Hi, thanks for dropping by :)

My journey into academia began at a Vipassana meditation retreat in Thailand, where I discovered a previously unimagined depth to my own mind and resolved to explore consciousness from all angles – through philosophy, meditation, psychology and neuroscience. I returned home to complete an undergraduate degree in psychology and an award-winning honours thesis in cognitive neuroscience, before embarking on a PhD in the neural mechanisms of visual awareness. Partway through the PhD, I attempted to publish my first paper and was shocked to discover a highly inefficient scholarly publishing system that wastes time and resources, biases the literature and pressures researchers into compromising their integrity. I also realised that employment prospects are pretty grim in academia, throwing me into a state of disillusionment – if I carried down this path, would I be forced to compromise my scientific integrity to survive in academia? Did I really want to compete with friends and colleagues for too little funding? Was the system even capable of supporting the types of big questions I’m interested in asking? Everywhere I looked, I saw evidence of overworked and burned-out researchers, many of whom had decided to leave academia after years of chasing short-term postdoc contracts around the world.

This disillusionment, coupled with other life stressors at the time, threw me into a deep depression that lasted the latter half of my PhD (incidentally, mental health problems are rife throughout academia). Since graduating, I’ve been rebuilding my mental health and regaining balance, thanks in large part to self-compassion meditation, dancing, and finding hope in the open science movement, which aims to create a fairer system while opening the research pipeline to public scrutiny. Toward the end of my PhD, I joined the Institute for Globally Distributed Open Research and Education and founded a collective action platform that aims to help researchers reclaim control of academia and restore balance in the research ecosystem (Project Free Our Knowledge). After spending far too much time coming oh-so-close to winning funding for this project, I realised I could earn more money playing poker and decided to leave academia to self-fund instead. In 2021, I placed in a few good-sized tournaments and came second on the Australian Poker Tour leaderboard, validating my decision to go ‘rogue’.
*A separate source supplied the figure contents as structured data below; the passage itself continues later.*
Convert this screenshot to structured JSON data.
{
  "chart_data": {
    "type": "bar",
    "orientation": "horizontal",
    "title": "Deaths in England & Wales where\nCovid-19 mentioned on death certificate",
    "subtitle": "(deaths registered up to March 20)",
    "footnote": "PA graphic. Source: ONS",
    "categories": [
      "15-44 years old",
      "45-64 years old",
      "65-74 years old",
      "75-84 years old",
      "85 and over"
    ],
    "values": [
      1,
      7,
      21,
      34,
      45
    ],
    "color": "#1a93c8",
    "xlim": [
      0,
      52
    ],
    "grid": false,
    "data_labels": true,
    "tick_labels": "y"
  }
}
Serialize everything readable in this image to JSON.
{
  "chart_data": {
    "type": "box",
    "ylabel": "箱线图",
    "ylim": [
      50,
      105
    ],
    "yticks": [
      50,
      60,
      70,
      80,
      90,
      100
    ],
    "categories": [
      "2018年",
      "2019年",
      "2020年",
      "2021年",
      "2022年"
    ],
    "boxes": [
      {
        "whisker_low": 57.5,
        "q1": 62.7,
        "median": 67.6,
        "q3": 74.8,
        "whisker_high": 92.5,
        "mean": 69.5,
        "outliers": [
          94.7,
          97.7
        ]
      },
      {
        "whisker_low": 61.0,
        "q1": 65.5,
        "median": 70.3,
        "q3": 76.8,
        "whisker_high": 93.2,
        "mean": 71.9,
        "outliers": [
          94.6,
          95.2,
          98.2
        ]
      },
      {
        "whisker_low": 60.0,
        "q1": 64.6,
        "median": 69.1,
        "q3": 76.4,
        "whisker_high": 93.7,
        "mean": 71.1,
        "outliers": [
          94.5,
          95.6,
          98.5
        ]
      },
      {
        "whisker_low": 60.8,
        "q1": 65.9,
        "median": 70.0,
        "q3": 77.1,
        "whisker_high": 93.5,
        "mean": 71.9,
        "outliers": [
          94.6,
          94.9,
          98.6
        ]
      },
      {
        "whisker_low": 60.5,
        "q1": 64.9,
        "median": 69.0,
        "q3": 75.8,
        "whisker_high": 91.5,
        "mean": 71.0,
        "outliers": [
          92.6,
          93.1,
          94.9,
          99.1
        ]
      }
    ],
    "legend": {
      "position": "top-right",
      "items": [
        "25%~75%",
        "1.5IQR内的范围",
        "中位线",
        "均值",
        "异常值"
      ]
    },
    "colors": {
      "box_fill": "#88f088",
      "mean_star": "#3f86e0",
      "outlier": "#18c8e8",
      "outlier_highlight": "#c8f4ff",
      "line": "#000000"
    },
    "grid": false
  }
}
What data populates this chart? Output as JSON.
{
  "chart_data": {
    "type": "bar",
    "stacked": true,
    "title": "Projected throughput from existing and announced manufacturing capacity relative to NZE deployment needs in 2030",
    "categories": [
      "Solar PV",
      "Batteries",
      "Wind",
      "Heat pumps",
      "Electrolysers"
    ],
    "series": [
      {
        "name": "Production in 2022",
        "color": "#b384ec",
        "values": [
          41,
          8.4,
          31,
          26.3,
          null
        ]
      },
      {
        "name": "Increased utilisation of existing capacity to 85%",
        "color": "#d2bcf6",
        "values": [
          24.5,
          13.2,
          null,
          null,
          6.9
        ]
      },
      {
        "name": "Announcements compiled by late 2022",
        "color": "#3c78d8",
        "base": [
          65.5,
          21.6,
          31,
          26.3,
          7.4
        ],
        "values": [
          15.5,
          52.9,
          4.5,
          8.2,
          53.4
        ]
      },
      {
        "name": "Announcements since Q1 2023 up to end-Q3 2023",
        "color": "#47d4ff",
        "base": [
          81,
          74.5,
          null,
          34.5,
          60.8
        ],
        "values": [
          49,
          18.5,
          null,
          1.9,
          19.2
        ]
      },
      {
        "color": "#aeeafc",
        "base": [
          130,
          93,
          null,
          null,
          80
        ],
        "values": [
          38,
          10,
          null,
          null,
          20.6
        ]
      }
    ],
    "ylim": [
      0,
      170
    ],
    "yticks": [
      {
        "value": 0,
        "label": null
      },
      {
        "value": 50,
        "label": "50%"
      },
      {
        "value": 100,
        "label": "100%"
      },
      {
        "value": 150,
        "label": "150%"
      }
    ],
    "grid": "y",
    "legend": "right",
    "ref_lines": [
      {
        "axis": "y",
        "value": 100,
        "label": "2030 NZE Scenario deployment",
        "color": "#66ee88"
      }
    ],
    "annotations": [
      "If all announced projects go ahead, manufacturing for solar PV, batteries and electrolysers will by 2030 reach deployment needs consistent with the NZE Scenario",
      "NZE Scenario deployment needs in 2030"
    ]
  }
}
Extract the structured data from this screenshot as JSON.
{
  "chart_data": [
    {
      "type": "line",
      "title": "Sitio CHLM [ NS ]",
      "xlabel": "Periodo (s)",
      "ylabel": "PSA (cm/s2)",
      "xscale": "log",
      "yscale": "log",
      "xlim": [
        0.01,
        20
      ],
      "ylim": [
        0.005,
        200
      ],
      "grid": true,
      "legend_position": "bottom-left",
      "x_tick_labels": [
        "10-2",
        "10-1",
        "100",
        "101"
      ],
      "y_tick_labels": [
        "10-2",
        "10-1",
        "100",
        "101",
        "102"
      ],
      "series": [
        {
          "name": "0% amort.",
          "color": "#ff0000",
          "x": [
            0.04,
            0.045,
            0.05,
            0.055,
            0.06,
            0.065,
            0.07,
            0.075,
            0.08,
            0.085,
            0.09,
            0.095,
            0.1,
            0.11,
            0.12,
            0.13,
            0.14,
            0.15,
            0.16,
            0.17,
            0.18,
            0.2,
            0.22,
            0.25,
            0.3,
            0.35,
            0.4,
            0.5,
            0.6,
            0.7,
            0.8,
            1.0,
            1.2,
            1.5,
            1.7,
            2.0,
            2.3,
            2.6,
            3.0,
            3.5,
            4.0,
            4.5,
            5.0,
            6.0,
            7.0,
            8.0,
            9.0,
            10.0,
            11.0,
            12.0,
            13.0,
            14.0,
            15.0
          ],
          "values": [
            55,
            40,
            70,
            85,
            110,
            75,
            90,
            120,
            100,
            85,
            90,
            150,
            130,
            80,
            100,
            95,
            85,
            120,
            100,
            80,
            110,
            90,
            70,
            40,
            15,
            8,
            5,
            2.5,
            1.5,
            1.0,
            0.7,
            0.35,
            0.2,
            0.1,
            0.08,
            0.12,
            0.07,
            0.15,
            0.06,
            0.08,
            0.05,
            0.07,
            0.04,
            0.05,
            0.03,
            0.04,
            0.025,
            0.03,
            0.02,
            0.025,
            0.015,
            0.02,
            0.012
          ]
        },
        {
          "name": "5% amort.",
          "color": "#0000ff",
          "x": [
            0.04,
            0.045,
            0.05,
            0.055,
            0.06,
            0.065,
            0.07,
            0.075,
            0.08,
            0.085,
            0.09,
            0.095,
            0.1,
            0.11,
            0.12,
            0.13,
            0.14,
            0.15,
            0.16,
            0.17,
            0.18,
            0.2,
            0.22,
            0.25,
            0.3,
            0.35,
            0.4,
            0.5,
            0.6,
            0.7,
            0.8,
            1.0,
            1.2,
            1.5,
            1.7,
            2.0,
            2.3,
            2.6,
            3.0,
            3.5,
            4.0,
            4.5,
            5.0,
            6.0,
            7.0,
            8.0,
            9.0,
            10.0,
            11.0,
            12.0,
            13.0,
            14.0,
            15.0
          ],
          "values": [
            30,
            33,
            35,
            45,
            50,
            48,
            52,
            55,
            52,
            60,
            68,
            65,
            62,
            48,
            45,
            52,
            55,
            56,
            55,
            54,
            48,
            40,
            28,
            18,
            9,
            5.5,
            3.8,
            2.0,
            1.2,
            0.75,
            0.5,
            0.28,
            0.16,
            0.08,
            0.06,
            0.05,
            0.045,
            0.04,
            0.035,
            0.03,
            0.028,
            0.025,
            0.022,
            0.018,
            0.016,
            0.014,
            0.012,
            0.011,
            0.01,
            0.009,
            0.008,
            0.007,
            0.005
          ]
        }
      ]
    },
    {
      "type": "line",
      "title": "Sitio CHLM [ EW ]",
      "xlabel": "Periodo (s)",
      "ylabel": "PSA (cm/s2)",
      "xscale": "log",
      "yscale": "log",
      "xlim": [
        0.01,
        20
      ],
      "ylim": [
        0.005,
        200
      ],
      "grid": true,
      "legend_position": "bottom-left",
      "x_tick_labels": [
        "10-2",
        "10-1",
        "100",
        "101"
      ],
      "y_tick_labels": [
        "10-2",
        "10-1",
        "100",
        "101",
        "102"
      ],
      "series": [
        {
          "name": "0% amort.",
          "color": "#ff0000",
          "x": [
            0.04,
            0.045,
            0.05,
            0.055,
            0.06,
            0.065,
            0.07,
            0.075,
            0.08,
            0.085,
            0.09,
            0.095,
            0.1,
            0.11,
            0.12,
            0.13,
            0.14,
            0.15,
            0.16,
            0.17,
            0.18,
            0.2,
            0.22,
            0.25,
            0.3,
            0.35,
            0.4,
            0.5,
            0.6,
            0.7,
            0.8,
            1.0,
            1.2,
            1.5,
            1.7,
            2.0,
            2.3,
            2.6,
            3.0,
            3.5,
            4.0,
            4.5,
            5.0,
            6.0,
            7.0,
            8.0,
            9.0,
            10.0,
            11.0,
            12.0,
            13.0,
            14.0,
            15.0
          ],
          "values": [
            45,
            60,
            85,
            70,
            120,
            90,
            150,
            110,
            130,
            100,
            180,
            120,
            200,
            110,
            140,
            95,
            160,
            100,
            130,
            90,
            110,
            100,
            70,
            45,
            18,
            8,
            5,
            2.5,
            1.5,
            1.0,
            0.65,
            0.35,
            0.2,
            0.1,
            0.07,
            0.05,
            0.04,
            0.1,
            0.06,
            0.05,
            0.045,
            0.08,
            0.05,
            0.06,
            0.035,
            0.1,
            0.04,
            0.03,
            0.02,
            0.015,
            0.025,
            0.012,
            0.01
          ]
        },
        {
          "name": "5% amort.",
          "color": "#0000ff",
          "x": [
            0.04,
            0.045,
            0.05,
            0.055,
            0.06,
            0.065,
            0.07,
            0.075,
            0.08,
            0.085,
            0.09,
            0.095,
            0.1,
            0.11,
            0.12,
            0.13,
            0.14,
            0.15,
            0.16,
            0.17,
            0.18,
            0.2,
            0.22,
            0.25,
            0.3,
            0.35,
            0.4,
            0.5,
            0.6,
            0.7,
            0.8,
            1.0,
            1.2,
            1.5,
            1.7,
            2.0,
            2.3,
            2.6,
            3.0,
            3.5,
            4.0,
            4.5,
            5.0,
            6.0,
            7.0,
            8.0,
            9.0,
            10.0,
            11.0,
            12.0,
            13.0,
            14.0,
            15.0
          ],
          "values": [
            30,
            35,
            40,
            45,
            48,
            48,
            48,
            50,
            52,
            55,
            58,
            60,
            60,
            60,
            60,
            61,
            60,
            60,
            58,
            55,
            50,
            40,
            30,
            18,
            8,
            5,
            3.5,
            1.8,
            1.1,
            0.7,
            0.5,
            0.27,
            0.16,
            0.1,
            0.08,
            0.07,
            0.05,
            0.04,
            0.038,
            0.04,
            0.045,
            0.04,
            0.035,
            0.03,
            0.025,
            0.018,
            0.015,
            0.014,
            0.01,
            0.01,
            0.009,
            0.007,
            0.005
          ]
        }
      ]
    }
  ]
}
I’m now devoting all of my spare energy to Open Heart + Mind (OHM), a community-turned charity where we’ve been testing and iterating on an open review model that I designed to disrupt scholarly publishing, before realising I needed a safer space to prototype. At the same time, I discovered the creative potential of Burning Man gatherings, based on gifting and decommodification principles, and realised this could serve as an analogue for academia and a safe space to prototype the types of radical models I was dreaming up. This work has brought new challenges, not least of all learning to become a leader and manage a community as a born-introvert and recovering perfectionist. I’m deeply grateful for the learning opportunities this project allows and for all the amazing humans supporting me on this journey to realise my dreams.

In between this work and playing poker to fund it, I try to maintain a healthy balance through music, gardening, dancing, meditating, rockclimbing and spending time in nature.